Clifford algebra isomorphic to tensor algebra or exterior algebra?

[precondition]

Unfortunately there seems to be a misprint in the paper I'm reading which is an introduction to clifford algebra, it says:(I highlighted in red possible misprint, either one of them has to be true misprint if you know what I mean)

The Clifford algebra C(V) is isomorphic to the tensor algebra Lambda(V) and is therefore a 2^{dim(V)} dimensional vector space with generators blah blah blah...

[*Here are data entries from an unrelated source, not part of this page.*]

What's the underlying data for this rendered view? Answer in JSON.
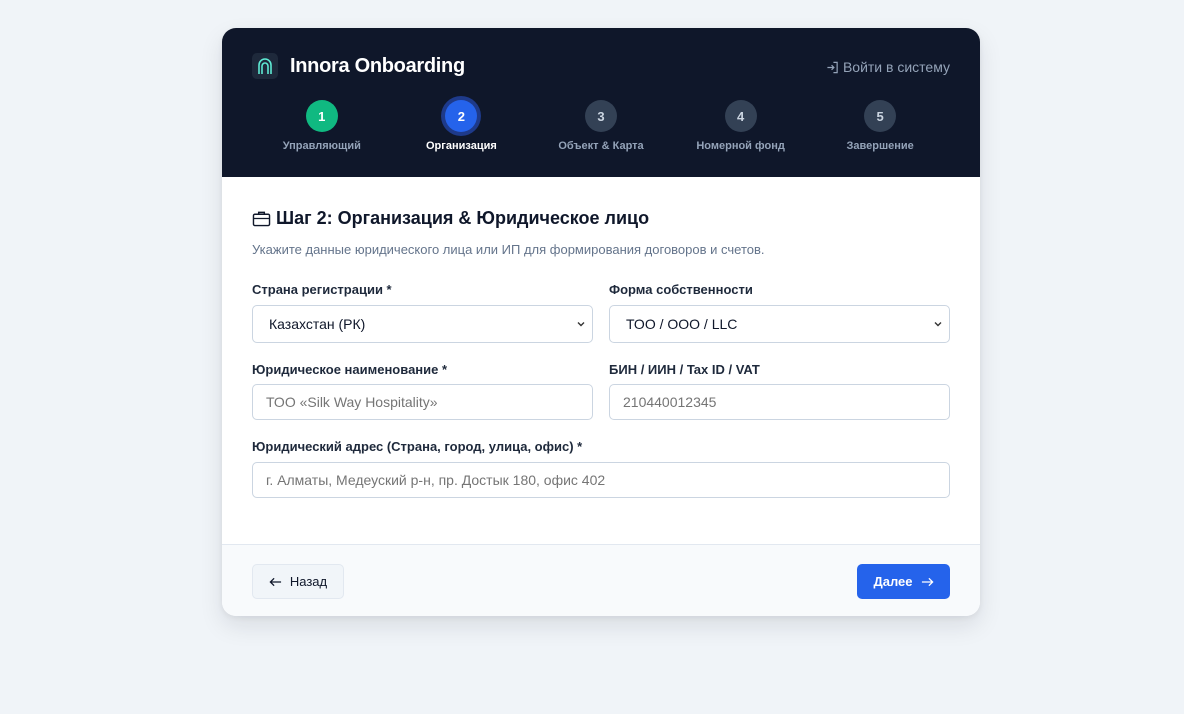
{
  "header": {
    "brand_name": "Innora Onboarding",
    "login_link": "Войти в систему"
  },
  "steps": [
    {
      "number": "1",
      "label": "Управляющий",
      "state": "done"
    },
    {
      "number": "2",
      "label": "Организация",
      "state": "active"
    },
    {
      "number": "3",
      "label": "Объект & Карта",
      "state": "pending"
    },
    {
      "number": "4",
      "label": "Номерной фонд",
      "state": "pending"
    },
    {
      "number": "5",
      "label": "Завершение",
      "state": "pending"
    }
  ],
  "section": {
    "title": "Шаг 2: Организация & Юридическое лицо",
    "description": "Укажите данные юридического лица или ИП для формирования договоров и счетов."
  },
  "form": {
    "country": {
      "label": "Страна регистрации *",
      "value": "Казахстан (РК)"
    },
    "ownership": {
      "label": "Форма собственности",
      "value": "ТОО / ООО / LLC"
    },
    "legal_name": {
      "label": "Юридическое наименование *",
      "placeholder": "ТОО «Silk Way Hospitality»"
    },
    "tax_id": {
      "label": "БИН / ИИН / Tax ID / VAT",
      "placeholder": "210440012345"
    },
    "address": {
      "label": "Юридический адрес (Страна, город, улица, офис) *",
      "placeholder": "г. Алматы, Медеуский р-н, пр. Достык 180, офис 402"
    }
  },
  "footer": {
    "back_label": "Назад",
    "next_label": "Далее"
  },
  "colors": {
    "header_bg": "#0f172a",
    "accent": "#2563eb",
    "done": "#10b981"
  },
  "icons": [
    "arch-logo-icon",
    "login-icon",
    "briefcase-icon",
    "arrow-left-icon",
    "arrow-right-icon",
    "chevron-down-icon"
  ]
}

Now, I know C(V) is defined as T(V)/I with you know what "I" so I'm wondering how can there be isomorphism between C(V) and T(V) but on the other hand dimension 2^{dim(V)} is indeed dimension of tensor algebra right? Also the author said tensor algebra but then wrote Lambda...-_-

I'm confused~~

 

[Hurkyl]

One of the names for $\Lambda(V)$ is the "antisymmetric tensor algebra (over V)".


Incidentally, while they are always isomorphic as vector spaces, I think they are only isomorphic as algebras when the Clifford algebra is built from the zero quadratic form.

 

[George Jones]

Incidentally, while they are always isomorphic as vector spaces, I think they are only isomorphic as algebras when the Clifford algebra is built from the zero quadratic form.

Yes.

Somtimes the vector space isomorphism between $Cl(V)$ and $\Lambda(V)$ is exploited by defining a second product on (vector space) $\Lambda(V)$ that makes (vector space) $\Lambda(V)$ with new product isomorphic to $Cl(V).$